A Survey of Extended H2 Emission from Massive YSOs
Felipe Navarete(1), Augusto Damineli(1), Cassio L. Barbosa(2), Robert D. Blum(3)
(1) Instituto de Astronomia, Geofisica e Ciencias Atmosfericas - University of Sao Paulo (IAG-USP)
(2) MCTI/Laboratorio Nacional de Astrofisica
(3) National Optical Astronomy Observatory (NOAO)
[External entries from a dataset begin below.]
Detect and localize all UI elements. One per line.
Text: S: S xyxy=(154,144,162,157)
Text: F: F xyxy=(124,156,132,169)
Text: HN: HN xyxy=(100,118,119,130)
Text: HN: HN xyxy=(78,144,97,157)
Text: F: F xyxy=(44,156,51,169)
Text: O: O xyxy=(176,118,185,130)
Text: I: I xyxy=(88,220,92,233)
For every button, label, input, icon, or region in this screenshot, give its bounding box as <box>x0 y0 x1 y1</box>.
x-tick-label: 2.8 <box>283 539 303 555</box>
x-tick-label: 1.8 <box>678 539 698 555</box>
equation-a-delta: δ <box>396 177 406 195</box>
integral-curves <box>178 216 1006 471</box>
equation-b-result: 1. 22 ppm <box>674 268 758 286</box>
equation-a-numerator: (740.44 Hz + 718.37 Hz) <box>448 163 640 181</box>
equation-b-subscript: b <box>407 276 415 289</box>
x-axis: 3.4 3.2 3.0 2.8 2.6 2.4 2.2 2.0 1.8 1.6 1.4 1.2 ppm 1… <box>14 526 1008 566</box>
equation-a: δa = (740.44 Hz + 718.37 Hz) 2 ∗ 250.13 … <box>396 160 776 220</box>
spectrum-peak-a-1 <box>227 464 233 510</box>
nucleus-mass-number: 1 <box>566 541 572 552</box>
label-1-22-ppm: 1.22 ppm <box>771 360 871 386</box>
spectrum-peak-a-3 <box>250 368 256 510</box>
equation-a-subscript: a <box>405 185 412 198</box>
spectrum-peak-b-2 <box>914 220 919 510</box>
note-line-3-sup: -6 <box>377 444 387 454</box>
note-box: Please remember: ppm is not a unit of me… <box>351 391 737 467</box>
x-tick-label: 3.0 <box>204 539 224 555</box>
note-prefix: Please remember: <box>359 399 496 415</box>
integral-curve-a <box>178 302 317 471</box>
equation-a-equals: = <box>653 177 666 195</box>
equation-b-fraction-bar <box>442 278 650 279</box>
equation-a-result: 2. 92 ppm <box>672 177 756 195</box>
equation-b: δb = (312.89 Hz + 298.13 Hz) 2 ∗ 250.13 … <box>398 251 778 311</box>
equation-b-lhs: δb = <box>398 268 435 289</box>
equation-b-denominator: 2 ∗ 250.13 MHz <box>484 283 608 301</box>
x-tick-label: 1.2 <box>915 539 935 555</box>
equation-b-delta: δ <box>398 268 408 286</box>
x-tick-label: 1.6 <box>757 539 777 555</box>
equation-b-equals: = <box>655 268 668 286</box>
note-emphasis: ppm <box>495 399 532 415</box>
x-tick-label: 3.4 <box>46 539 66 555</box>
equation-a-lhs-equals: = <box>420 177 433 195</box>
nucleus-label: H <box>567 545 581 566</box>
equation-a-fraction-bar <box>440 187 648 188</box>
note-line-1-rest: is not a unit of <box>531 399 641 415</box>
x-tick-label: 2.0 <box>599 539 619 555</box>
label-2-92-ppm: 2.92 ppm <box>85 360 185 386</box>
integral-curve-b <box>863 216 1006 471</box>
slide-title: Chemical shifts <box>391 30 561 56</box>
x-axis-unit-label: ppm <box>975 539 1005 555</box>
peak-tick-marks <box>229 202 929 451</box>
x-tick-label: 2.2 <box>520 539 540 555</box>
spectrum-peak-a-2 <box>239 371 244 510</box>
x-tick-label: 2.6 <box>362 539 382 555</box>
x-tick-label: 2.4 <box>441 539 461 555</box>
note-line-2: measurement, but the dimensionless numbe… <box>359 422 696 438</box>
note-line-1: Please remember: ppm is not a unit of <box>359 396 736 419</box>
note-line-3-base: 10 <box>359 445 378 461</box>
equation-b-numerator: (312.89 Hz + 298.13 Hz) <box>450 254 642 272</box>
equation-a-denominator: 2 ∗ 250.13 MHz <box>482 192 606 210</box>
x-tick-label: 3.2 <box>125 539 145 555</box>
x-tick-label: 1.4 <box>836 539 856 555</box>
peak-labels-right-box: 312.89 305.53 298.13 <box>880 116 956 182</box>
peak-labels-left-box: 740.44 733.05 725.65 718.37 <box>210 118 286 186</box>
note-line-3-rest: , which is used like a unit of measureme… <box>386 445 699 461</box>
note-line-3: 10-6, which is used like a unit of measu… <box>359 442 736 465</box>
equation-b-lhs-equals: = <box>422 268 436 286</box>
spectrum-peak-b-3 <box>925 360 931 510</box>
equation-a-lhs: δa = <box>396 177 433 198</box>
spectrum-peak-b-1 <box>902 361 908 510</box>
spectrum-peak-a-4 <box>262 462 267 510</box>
We present the results from a survey, designed to investigate the accretion process of massive young stellar objects (MYSOs) through near infrared narrow band imaging using the H2 ν=1-0 S(1) transition filter. A sample of 353 Massive Young Stellar Object (MYSO) candidates was selected from the Red MSX Source survey using photometric criteria at longer wavelengths (infrared and submillimeter) and chosen with positions throughout the Galactic Plane. Our survey was carried out at the SOAR Telescope in Chile and CFHT in Hawaii covering both hemispheres. The data reveal that extended H2 emission is a good tracer of outflow activity, which is a signpost of accretion process on young massive stars. Almost half of the sample exhibit extended H2 emission and 74 sources (21%) have polar morphology, suggesting collimated outflows. The polar-like structures are more likely to appear on radio-quiet sources, indicating these structures occur during the pre-UCHII phase. We also found an important fraction of sources associated with fluorescent H2 diffuse emission that could be due to a more evolved phase. The images also indicate only ∼23% (80) of the sample is associated with extant (young) stellar clusters. These results support the scenario in which massive stars are formed by accretion disks, since the merging of low mass stars would not produce outflow structures.